Hamburg, 13.3.2002 - Die Rot-Grüne Bundesregierung will den Verbraucherschutz zu Gunsten der Chemieindustrie verwässern. In einem Positionspapier, das Greenpeace vorliegt, fordert Berlin erhebliche Abstriche bei einem von der EU-Kommission und dem Europäischen Parlament vorgeschlagenen Maßnahmenpaket zum Schutz der Verbraucher und der Umwelt vor gefährlichen Chemikalien. Das Papier haben Kanzleramt, Bundesumwelt- und Bundeswirtschaftsministerium gemeinsam mit dem Verband der Chemischen Industrie und der Industriegewerkschaft Bergbau, Chemie als Stellungnahme zum Weißbuch der EU-Kommission Strategie für eine zukünftige Chemikalienpolitik geschrieben.
Manfred Krautter, Chemieexperte von Greenpeace: “Die Bundesregierung macht unverblümt gemeinsame Sache mit der Chemieindustrie: Sie interveniert bei der EU für den Schutz der Giftproduzenten und gegen den Schutz der Verbraucher und der Umwelt vor gefährlichen Stoffen. Die Menschen müssen aber vor gefährlichen Giften geschützt werden, nicht die Chemieindustrie vor den dafür notwendigen Gesetzen!”
Wenn es nach der Bundesregierung geht, sollen den Menschen und der Umwelt noch auf unbestimmte Zeit giftige Produkte zugemutet werden. “In einer toxischen Allianz mit der Chemieindustrie ist die Bundesregierung gegen eine Frist, ab der gefährliche Stoffe aus Konsumprodukten wie Spielzeug und Textilien verschwinden sollen,” so Krautter. Eine solche Befristung bis zum Jahr 2012 hatte das Europäische Parlament jedoch ausdrücklich gefordert. Die Bundesregierung verstößt auch gegen die von ihr selbst 1998 eingegangene internationale Verpflichtung bei der OSPAR-Konvention, bis zum Jahr 2020 die Freisetzung gefährlicher Stoffe in die Umwelt auf Null zu reduzieren.

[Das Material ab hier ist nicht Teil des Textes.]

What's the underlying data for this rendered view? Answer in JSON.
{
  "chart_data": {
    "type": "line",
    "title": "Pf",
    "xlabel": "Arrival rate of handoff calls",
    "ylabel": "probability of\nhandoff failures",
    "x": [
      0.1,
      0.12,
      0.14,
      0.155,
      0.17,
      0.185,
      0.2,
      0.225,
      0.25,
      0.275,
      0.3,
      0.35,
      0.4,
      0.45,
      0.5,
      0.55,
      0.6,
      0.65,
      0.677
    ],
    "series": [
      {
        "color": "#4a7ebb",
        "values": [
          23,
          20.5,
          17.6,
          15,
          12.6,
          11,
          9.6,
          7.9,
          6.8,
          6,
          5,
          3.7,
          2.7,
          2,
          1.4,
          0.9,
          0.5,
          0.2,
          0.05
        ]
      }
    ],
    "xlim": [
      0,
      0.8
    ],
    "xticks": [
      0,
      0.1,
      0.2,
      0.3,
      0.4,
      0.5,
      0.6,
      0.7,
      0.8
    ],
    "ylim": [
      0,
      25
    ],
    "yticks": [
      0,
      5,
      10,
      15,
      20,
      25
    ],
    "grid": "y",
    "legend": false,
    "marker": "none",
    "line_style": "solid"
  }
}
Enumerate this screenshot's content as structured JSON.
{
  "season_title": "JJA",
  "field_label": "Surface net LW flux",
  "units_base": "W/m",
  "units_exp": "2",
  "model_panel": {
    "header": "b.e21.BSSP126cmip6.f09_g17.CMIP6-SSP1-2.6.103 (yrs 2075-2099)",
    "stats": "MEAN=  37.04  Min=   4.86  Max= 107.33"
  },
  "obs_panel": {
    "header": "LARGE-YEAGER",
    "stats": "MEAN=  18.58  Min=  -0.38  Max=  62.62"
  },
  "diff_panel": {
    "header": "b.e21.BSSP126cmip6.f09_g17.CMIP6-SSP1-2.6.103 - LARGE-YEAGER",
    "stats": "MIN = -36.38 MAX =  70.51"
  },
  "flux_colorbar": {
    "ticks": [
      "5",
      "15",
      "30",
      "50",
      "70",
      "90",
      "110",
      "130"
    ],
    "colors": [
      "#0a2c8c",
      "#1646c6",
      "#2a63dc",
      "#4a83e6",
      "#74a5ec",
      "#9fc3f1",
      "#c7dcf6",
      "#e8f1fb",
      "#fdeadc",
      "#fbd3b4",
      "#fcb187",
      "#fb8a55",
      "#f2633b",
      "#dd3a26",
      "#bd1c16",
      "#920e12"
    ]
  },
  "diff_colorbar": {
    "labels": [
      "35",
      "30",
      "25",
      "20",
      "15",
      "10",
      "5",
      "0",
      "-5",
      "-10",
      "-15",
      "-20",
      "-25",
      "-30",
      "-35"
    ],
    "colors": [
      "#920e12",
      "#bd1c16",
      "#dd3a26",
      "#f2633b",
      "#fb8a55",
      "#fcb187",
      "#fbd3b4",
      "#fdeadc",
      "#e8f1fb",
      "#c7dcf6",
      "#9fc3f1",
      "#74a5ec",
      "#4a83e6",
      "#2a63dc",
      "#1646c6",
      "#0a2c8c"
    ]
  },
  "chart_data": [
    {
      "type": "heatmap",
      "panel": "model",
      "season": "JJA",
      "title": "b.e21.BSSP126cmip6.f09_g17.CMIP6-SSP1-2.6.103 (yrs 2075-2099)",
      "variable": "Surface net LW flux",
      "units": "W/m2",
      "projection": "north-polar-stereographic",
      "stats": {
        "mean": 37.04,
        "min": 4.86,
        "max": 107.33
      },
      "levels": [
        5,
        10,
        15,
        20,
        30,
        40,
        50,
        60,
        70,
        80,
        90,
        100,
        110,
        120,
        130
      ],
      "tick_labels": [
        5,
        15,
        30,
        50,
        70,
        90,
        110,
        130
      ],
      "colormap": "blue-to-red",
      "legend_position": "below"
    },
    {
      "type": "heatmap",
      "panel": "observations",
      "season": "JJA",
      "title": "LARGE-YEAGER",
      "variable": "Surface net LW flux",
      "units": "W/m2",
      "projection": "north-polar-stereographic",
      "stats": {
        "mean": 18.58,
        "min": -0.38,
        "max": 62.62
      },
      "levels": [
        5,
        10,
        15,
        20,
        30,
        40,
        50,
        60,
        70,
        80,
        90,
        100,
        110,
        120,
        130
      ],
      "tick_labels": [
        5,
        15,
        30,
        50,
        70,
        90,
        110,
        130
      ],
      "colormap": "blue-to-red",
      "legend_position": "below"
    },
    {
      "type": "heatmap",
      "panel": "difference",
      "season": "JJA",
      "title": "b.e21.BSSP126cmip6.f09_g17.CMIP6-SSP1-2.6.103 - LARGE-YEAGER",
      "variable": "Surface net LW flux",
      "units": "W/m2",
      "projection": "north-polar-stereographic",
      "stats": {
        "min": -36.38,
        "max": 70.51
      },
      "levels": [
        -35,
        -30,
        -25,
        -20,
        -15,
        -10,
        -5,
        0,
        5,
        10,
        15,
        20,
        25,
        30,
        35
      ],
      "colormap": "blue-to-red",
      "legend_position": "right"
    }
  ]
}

Weitere brisante Punkte: kein Vorsorgeprinzip bei der Zulassung von gefährlichen Chemikalien; die Berücksichtigung von wirtschaftlichen Aspekten, wenn hochgiftige Stoffe ersetzt werden sollen; die von der Industrie gelieferten Stoffdaten sollen nicht, wie eigentlich notwendig, unabhängig überprüft werden; Chemikalien unterhalb einer Menge von 1000 kg/ Jahr sollen nicht mehr erfaßt werden - etwa 80 Prozent der neuen Industrie-chemikalien würden dadurch nicht mehr vom Chemikalienrecht erfaßt werden.
Noch immer werden in der EU zahllose gefährliche Chemikalien in Konsumprodukten eingesetzt und gefährden die Gesundheit der Verbraucher. Außerdem werden etwa 30.000 Chemikalien in der EU ohne ausreichende Prüfung vermarktet. Einige wenige Greenpeace-Forderungen fanden allerdings Eingang in die Regierungsposition. So sollen schwer abbaubare, sich in der Umwelt anreichernde und Allergie auslösende Stoffe in die geplante Zulassungspflicht für gefährliche Chemikalien aufgenommen werden. Dennoch fordert Greenpeace von Bundeskanzler Gerhard Schröder eine gründliche Korrektur seiner verbraucher- und umweltgefährdenden Chemiepolitik: Keine Vermarktung gefährlicher und ungeprüfter Chemikalien.